Choco Kennedy is American. I’ve known this for ages. He lives in Georgia with only his mother, who, from what I know, is abusive to him despite his disabilities. He has only ever met his girlfriend online, through the phone and FaceTime chats.

He also owns a shotgun.

My friends helped at first. Zeph searched for news but accomplished nothing. I try to think of any way to find Choco Kennedy. He had once told me his real name years ago. I scour my chat history. I know his surname is real. It really is Kennedy. A good start.
I only remember his name because of a coincidence that caused him to tell me – he shares the same name as an old university lecturer I once had.

Jack.

His name is Jack Kennedy. For two weeks, nothing else matters but this name. I searched the entire state of Georgia for Jack Kennedy through every part of the internet I could. Facebook, Instagram. News articles and police reports. The inmate records. The schools. Hospitals.

The Morgue.

I find numerous Jack Kennedys. One even had the same disabilities and living conditions, except with a mother organising a failed GoFundMe for him rather than beating him. I was elated to find him, only to discover it was a cruel coincidence – an almost identical stranger living the next town over.

Until finally, two weeks after his silent absence, we find his address.
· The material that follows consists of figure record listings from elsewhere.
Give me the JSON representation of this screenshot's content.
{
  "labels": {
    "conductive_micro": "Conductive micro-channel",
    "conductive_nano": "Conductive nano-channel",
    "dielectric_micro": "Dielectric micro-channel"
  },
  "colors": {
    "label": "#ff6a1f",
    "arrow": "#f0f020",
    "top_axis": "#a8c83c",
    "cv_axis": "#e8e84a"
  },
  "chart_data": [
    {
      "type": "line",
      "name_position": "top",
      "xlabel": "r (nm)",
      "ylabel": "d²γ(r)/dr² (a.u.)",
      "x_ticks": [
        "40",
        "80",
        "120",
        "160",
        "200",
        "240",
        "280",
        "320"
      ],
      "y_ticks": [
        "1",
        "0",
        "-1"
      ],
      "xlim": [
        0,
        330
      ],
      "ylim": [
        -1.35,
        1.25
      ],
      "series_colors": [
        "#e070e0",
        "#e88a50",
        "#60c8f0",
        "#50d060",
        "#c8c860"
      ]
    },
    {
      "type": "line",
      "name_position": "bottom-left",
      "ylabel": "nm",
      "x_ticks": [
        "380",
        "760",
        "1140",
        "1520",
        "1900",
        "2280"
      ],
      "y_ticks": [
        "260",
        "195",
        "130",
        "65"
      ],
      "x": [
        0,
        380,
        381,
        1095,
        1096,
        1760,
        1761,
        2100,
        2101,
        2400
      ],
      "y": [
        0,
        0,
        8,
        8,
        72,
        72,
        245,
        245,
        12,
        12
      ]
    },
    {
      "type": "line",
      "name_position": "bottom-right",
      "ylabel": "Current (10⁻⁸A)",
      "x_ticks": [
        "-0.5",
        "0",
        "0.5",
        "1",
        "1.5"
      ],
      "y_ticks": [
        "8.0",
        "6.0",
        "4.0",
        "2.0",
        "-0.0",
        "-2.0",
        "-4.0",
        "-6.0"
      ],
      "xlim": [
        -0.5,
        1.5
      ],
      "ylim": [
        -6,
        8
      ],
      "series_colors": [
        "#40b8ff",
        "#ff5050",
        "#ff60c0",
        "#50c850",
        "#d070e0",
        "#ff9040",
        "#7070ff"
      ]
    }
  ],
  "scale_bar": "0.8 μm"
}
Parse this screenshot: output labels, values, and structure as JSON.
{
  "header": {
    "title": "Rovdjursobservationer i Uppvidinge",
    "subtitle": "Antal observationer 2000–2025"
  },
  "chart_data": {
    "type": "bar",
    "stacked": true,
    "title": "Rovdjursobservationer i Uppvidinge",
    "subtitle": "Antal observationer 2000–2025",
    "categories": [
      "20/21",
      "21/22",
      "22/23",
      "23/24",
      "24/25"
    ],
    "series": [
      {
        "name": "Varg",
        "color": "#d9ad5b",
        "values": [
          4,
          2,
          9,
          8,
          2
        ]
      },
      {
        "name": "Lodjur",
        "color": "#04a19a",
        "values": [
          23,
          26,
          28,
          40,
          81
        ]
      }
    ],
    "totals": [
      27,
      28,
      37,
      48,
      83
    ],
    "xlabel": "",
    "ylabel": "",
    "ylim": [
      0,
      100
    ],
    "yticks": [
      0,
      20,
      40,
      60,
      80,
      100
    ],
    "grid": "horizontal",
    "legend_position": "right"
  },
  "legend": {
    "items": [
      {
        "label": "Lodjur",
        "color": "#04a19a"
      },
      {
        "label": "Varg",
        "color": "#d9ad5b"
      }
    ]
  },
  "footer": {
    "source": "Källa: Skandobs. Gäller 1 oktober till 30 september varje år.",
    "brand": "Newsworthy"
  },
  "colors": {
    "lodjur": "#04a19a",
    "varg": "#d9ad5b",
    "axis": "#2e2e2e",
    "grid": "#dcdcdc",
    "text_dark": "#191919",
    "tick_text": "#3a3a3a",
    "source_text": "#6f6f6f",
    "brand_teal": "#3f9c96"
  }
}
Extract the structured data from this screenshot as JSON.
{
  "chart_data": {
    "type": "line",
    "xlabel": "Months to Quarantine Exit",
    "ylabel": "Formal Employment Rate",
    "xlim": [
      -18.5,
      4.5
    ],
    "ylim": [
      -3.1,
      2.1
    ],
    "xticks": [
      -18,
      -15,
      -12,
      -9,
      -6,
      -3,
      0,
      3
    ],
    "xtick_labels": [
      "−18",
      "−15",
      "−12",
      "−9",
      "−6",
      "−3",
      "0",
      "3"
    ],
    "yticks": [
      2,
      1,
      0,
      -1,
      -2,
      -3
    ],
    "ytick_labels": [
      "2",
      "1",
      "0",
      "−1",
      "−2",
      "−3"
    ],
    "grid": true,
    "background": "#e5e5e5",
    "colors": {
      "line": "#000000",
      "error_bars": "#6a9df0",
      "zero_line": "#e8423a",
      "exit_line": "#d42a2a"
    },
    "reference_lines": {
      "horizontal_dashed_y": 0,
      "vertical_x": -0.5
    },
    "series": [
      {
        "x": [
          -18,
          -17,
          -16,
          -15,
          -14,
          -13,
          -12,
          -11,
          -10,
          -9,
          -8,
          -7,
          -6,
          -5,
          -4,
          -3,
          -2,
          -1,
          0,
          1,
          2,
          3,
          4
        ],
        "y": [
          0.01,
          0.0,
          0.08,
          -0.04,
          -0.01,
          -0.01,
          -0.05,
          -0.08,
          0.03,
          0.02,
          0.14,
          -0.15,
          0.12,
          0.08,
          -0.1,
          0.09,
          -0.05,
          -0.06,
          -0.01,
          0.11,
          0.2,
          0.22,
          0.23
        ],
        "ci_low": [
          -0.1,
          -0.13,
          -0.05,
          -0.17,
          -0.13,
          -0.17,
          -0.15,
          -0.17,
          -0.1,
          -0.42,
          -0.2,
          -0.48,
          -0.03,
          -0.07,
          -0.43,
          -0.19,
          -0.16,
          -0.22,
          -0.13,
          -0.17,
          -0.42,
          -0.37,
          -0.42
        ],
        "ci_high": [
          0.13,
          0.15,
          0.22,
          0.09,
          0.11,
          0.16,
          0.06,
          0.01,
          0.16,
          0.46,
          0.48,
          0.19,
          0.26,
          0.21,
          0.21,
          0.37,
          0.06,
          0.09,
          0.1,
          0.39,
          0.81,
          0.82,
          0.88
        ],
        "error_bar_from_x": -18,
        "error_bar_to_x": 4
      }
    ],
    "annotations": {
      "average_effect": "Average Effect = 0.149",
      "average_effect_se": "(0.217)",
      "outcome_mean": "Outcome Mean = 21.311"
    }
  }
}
I compare the street-view photos to my recollection of a phone recording Kennedy once showed me of the forest next to his house. A match.

We call the nearest police station. The police refused to answer…except to admit that the incident had happened. There are no answers, no closure…but also no proof that it is over. That he is gone.

I did not want it to end that way. For our friendship that had spanned years to be left as something I deeply regretted. That I would take back in an instant if I could.

In desperation, we turn to calling mental care centres. For a month, I checked every day. Insisting.

Insisting the last words said between us were not ‘See you’. Instead, I made sure it ended with a different word.

Choc: Hi

***

Pictured: Honourable Mention Prize Winner – Connor Sabre

Honourable mention: Connor Sabre

Originally interested in writing as an outlet for my passion for worldbuilding, I started years ago to help incorporate my high school and university education in economics into something I would better remember. With my sister’s support, I have since branched out into other genres, including satire, comedy and short stories. I particularly enjoy writing tense, deep, but heartfelt scenes that should comfort the disturbed and disturb the comfortable.